Download or read book Causality written by Jeaneane Fowler and published by Liverpool University Press. This book was released on 2020-02-21 with total page 459 pages. Available in PDF, EPUB and Kindle. Book excerpt: This book examines the concepts of cause and effect from two dimensions. The first concerns the macrocosm of the Universe and how each belief system views creation. The second dimension explores the ways in which beliefs about creation influence the microcosmic world in terms of the nature of the self, the proximate goals within each system, the answers each belief system offers to the presence of evil and suffering in existence, and ideas about the ultimate goal of release from them.
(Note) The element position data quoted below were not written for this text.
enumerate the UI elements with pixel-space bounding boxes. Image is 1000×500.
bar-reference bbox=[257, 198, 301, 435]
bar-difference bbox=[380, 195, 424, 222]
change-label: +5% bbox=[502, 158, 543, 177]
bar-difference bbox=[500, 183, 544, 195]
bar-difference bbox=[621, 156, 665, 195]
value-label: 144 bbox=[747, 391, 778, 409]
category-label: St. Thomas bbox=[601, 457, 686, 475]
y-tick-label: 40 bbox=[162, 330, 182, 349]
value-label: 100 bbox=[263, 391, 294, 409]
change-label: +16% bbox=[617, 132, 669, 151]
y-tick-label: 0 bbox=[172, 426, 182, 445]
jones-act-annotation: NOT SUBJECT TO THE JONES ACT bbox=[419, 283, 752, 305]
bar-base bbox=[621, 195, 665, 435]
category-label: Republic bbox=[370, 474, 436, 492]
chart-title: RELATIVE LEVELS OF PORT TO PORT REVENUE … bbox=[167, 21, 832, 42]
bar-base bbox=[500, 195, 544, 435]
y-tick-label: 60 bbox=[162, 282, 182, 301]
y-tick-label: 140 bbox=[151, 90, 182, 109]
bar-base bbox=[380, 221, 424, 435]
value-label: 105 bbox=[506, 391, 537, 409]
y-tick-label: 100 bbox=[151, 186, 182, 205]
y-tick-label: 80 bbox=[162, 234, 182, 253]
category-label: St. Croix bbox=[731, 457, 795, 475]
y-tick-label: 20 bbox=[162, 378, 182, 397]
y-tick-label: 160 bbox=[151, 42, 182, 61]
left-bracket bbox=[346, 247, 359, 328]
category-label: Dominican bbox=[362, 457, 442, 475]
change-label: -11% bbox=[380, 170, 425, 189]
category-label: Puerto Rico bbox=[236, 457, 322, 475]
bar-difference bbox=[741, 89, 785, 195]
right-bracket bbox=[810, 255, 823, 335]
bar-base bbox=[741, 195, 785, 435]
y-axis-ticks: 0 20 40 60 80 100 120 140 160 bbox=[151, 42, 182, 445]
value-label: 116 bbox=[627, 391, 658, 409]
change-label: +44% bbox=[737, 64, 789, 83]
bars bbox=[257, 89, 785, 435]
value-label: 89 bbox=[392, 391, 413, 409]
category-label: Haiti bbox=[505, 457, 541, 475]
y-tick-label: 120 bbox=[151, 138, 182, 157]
All these ideas inform and are fundamental to the understanding of the present-day practices of different faiths, presenting challenges for scriptural testimony balanced with existential living. The final two chapters explore current research in physics concerning the beginnings of the cosmos and what implications such research might have for existence within it, with the final chapter examining scientific views of the nature of the self. Contents include: Judaic and Christian Traditions. Islam. Hinduism. Early Buddhism. Sikhism. Classical Taoism. Recycled Stardust. Ashes to Ashes and Dust to Atoms: The Life and Death of the Self.

Book The Huainanzi

    Book Details:
  • Author : An Liu
  • Publisher : Columbia University Press
  • Release : 2010
  • ISBN : 0231142048
  • Pages : 1004 pages

Download or read book The Huainanzi written by An Liu and published by Columbia University Press. This book was released on 2010 with total page 1004 pages. Available in PDF, EPUB and Kindle. Book excerpt: Compiled by scholars at the court of Liu An, king of Huainan, in the second century B.C.E, The Huainanzi is a tightly organized, sophisticated articulation of Western Han philosophy and statecraft. Outlining "all that a modern monarch needs to know," the text emphasizes rigorous self-cultivation and mental discipline, brilliantly synthesizing for readers past and present the full spectrum of early Chinese thought. The Huainanzi locates the key to successful rule in a balance of broad knowledge, diligent application, and the penetrating wisdom of a sage. It is a unique and creative synthesis of Daoist classics, such as the Laozi and the Zhuangzi; works associated with the Confucian tradition, such as the Changes, the Odes, and the Documents; and a wide range of other foundational philosophical and literary texts from the Mozi to the Hanfeizi. The product of twelve years of scholarship, this remarkable translation preserves The Huainanzi's special rhetorical features, such as parallel prose and verse, and showcases a compositional technique that conveys the work's powerful philosophical appeal. This path-breaking volume will have a transformative impact on the field of early Chinese intellectual history and will be of great interest to scholars and students alike.